Por eso, yo pido al Señor en esta fiesta de San Rafael, y por intercesión de nuestro custodio, en primer lugar, que todos los cristianos de Córdoba seamos testigos libres y decididos de la redención de Cristo, del designio bueno de Dios para el hombre, y de su amor infinito por todos y cada uno de los hombres. Que cada cual, desde su vocación y desde su posición en la vida, contribuyamos, con nuestro modo de vivir y con nuestro trabajo, al reconocimiento de esa dignidad, cuyo olvido está en la raíz de todos los problemas sociales. Que contribuyamos al bien de la persona y del matrimonio, al bien de la familia, al bien común, superando las dificultades y los intereses particulares que puedan obstaculizarlo. Que todos los cristianos nos comprometamos decididamente en la contracción de la civilización de la verdad y del amor, la única en la que el hombre es verdadera y plenamente hombre.

En este contexto, una responsabilidad moral y social especialmente grave, para todo aquel que tiene la posibilidad de hacerlo, es la creación de empleo, y la conservación y la estabilidad del empleo existente, lo que requiere una gran seriedad moral, una solidaridad responsable entre trabajadores y empresarios, y una colaboración decidida de todas las instancias sociales implicadas. Sé que esta petición parece como pedir un milagro, y sé también que Dios no hace nada sin la libertad del hombre. Pero también sé que los milagros existen, y que Dios lo puede todo, y por eso le pido que elimine los obstáculos que hay, para que no se antepongan intereses particulares, partidistas o de grupo, a esta grave urgencia social en la ciudad de Córdoba.

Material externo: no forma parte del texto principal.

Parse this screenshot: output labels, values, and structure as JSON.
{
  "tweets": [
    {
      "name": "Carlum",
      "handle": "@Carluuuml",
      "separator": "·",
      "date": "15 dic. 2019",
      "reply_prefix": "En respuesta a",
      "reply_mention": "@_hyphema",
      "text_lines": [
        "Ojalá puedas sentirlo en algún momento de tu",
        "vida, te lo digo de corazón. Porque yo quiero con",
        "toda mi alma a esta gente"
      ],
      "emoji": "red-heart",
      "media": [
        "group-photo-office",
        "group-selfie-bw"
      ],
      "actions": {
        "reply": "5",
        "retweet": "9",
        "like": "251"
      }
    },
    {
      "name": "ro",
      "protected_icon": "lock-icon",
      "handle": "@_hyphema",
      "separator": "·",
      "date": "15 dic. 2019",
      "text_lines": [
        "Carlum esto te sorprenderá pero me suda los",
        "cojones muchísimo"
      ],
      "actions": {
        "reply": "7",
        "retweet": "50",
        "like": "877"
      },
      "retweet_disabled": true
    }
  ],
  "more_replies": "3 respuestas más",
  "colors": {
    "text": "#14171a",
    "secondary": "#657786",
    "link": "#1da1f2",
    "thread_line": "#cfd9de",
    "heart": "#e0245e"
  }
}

En este día de hoy, pido también por la autoridades municipales de la ciudad de Córdoba. Que el Señor les sostenga, fortalezca y guíe en la búsqueda del bien común, del bien integral de este pueblo noble, grande y generoso, que sabe reconocer el bien y agradecerlo.

La fiesta de San Rafael es también la fiesta de la Policía local. Vuestras inquietudes no me son en absoluto ni desconocidas ni lejanas, porque mi padre sirvió en vuestro cuerpo en Madrid durante más de cuarenta años. Conozco vuestro espíritu de sacrificio, vuestra entrega al servicio del pueblo, de su seguridad, de su vida en paz. Que el Señor os fortalezca en esa entrega, y os recompense como él sólo sabe hacerlo. El año pasado, Soledad Muñoz Navarro y María de los Angeles García García estaban con nosotros en esta Eucaristía de San Rafael en la Iglesia del Juramento. Luego, poco después, las dos entregaron su vida en acto de servicio. Hoy, una vez más, las recordamos ante el Señor, para que las haya acogido en su regazo de misericordia, y estén ya participando de la visión de su gloria en la paz. Y encomendamos también a sus familias: que el dolor no las destruya, y que Tú, Señor, no las abandones nunca. No abandones a ninguna de las familias de este cuerpo de la policía local, que vive para servirnos a todos.

Ni a ellas, ni a ninguno de nosotros. Ni a ninguno de los hombres y mujeres de esta ciudad, a la que has dado por custodio al arcángel San Rafael, como signo de tu predilección. San Rafael, Custodio de Córdoba intercede por nosotros.